COPYRIGHT: Ninth Circuit Affirms $338,493.97 In Attorney’s Fees Awarded To Copyright Plaintiff Obtaining But $34,875.97 In Compensatory Damages

Dissenting Circuit Judge Intimates No Fees Were Deserved Based on Scathing Comments of District Judge.

     Just to show you how attorney’s fees make the world go round and affirm our Mission Statement that they are often a controversial (and determinative) factor in commercial litigation, we have decided to do a quick synopsis of an interesting federal copyright case. To say the least, plaintiffs prevailed (but not that much), asked for a lot of fees, received about 45% of what they asked for, and barely sustained the result on appeal—with a dissenting Ninth Circuit Judge suggesting that nothing should have been awarded in the fee award category. So, here we go with Milton H. Greene Archives, Inc. v. Julien’s Auction House, LLC, Case No. CV 05-7686 AHM (FMOx) (C.D.Cal.) (12/20/07 fees decision), aff’d, Case No. 07-55614 (9th Cir. Sept. 1, 2009) (unpublished).   

     In Greene Archives, plaintiff Milton H. Greene Archives, Inc.sued for federal copyright infringement, but only recovered $34,875.97 against defendant Julien’s Auction House (even though suing another defendant Barclay Butera, Inc, seeking $2.9 million from both defendants). Because there is a fee-shifting statute under the federal copyright scheme, plaintiff sought to initially recover $611,597.33 from both defendants. The district judge directed plaintiff to recalculate that amount, because Barclay prevailed such that work allotted to that defendant had to be excluded. (As an aside, the district judge ultimately did award fees to Barclay as a prevailing party.) Plaintiff responded by increasing its fee request against Julien’s to $752,208.83, an additional $140,611.50 from the previous request which needed discounting. In the end, the district judge, after applying the factors in Wall Data, Inc. v. Los Angeles County Sheriff’s Dept., 447 F.3d 769, 787 (9th Cir. 2006), only awarded 45% of the total request, or $338,493.97. The district judge did so in a written order that was far from complimentary of plaintiff’s counsel, making such observations and findings as “flagrant greed,” “systematically engag[ing] in conduct that caused the case to be blown out of proportion,” “embarrassing sloppiness,” “miscit[ing] the law,” and incorrectly characterizing the district court’s own order. He even noted that “[t]he outcome of this case and of the trial was a bust.”

Still from Erich Von Stroheim's Greed, circa 1924

                  [Still from Erich von Stroheim’s Greed, circa 1924]

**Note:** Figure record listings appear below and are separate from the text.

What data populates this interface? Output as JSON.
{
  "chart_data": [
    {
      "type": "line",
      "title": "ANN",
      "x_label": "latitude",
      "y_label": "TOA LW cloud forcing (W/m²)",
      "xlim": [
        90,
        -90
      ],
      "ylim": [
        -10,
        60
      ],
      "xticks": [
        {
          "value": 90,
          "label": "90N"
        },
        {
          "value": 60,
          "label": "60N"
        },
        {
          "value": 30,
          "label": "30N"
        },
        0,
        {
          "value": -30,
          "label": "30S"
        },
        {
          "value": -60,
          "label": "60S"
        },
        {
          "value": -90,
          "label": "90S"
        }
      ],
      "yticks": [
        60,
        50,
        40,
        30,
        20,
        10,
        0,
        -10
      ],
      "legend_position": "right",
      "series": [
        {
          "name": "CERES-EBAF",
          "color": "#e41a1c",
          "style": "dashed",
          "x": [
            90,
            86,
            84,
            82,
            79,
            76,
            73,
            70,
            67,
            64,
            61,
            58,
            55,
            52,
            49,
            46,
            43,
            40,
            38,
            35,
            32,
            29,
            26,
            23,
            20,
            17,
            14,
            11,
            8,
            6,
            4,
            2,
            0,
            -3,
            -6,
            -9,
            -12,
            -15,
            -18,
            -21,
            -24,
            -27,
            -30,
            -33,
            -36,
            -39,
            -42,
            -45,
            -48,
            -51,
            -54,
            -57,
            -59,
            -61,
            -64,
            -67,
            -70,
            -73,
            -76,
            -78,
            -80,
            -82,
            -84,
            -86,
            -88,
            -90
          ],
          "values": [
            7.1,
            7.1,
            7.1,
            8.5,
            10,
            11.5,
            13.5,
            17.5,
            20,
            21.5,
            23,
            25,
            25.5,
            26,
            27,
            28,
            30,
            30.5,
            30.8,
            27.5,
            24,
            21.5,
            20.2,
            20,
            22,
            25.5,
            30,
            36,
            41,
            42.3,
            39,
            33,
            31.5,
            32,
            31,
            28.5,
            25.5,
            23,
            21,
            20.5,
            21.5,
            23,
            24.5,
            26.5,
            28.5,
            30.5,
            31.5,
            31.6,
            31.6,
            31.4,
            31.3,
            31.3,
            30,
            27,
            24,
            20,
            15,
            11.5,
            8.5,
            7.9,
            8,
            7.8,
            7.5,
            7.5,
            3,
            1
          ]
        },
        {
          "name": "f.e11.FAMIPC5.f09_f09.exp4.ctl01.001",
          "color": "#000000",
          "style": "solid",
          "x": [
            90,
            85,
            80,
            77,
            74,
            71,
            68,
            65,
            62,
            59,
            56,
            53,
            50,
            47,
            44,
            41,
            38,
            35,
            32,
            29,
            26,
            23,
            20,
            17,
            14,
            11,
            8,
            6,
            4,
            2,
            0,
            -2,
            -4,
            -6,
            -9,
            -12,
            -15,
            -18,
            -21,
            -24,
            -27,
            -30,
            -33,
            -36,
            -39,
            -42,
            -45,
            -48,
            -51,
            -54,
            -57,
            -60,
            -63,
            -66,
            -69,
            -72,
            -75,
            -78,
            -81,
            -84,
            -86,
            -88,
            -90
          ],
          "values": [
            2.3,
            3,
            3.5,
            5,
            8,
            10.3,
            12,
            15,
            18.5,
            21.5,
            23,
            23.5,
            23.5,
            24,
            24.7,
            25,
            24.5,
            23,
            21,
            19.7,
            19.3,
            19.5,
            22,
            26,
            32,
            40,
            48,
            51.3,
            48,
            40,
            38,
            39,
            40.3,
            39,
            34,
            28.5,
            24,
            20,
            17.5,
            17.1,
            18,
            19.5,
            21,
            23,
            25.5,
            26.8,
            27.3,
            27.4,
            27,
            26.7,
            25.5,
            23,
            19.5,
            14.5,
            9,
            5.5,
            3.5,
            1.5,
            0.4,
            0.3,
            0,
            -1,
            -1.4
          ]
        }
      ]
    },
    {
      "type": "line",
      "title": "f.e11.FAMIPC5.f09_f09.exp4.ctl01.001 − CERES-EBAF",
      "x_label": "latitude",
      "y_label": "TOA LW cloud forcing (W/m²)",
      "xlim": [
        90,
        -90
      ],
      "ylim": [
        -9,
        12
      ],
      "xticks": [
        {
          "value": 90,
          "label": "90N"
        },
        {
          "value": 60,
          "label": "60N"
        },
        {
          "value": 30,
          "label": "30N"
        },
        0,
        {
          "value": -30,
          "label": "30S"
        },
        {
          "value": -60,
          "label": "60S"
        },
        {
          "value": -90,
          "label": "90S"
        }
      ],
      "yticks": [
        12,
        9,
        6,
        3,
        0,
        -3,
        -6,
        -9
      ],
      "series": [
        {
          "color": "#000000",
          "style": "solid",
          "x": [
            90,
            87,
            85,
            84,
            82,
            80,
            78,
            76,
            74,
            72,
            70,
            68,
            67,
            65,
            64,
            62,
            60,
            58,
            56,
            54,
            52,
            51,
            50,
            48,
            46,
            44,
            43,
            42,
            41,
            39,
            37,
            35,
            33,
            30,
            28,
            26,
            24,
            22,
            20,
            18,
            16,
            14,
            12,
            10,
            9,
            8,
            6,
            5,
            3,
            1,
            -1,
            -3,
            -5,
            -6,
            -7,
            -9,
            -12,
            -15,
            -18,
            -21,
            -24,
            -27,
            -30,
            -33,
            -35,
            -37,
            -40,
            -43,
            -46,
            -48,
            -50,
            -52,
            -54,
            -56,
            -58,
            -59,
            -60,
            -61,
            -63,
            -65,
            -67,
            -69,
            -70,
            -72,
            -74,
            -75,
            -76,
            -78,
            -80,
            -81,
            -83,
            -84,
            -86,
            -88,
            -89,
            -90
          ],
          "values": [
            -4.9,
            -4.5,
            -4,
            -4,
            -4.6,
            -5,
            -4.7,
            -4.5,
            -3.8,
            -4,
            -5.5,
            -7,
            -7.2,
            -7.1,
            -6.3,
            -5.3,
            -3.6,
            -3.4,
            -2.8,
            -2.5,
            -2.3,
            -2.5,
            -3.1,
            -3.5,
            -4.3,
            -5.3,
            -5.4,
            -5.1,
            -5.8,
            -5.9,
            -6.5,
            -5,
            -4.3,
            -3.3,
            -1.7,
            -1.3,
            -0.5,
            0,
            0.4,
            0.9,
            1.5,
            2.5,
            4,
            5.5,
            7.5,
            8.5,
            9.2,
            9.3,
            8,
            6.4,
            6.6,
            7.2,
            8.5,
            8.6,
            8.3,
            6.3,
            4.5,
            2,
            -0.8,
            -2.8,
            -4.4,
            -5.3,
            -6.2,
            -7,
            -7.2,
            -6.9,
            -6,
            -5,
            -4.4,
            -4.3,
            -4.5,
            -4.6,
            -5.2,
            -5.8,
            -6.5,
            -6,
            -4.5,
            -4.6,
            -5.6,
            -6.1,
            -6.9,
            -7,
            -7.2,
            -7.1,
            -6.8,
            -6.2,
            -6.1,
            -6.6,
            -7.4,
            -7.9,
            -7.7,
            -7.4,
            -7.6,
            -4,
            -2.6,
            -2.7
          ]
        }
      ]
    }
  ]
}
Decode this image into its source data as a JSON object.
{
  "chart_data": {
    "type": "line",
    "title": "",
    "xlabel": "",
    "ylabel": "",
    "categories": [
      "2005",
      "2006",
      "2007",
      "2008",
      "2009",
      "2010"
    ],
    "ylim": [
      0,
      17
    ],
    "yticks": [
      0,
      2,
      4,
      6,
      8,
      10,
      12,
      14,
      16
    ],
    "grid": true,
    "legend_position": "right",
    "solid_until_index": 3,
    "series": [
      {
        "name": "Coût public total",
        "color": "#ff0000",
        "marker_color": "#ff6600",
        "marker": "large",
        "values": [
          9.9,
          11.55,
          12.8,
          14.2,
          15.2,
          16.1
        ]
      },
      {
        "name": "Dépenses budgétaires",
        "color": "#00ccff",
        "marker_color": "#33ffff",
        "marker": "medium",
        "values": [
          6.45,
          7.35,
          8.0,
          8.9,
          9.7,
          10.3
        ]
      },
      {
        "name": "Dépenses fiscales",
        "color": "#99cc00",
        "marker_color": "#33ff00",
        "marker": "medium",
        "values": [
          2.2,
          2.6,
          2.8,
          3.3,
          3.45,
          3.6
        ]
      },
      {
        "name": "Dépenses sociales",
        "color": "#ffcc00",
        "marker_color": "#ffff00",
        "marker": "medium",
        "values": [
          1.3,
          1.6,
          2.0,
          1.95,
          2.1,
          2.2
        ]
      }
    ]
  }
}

     Although both sides appealed, the Ninth Circuit affirmed across the board. However, there was a split opinion on the award of fees to plaintiff and against Julien’s.

     The majority acknowledged that plaintiff’s limited success in receiving essentially nominal damages would have supported an award of no fees (or significantly lower fees). They also indicated that a fee award ten times more than the amount of the compensatory damage could seem “unreasonable under the circumstances.” However, the majority affirmed based on the abuse of discretion standard, especially given the district judge’s birds’ eye view of the litigation and consideration of the correct factors under Wall Data.

     Circuit Judge Wardlaw dissented on the fee award. She found that plaintiff only “won” a judgment amounting to approximately 1% of his damage request (described by the district judge as “a bust”) and that the award of almost $340,000 was inexplicable based on the totality of feedback about the performance of counsel in the district judge’s order. “Under these circumstances, the attorneys should have received nothing at all, and certainly not an amount in fees that was worth ten times their client’s recovery.”

     BLOG UNDERVIEW—Quite a case. We note that Benjamin G. Shatz, who specializes in appellate law and is with Manatt, Phelps & Phillips, LLP, was one of the counsel representing Julien’s (and almost got a fee reversal). We thank him for sending us District Judge Matz’s fee decision and the subsequent unpublished Ninth Circuit opinion in Greene Archives.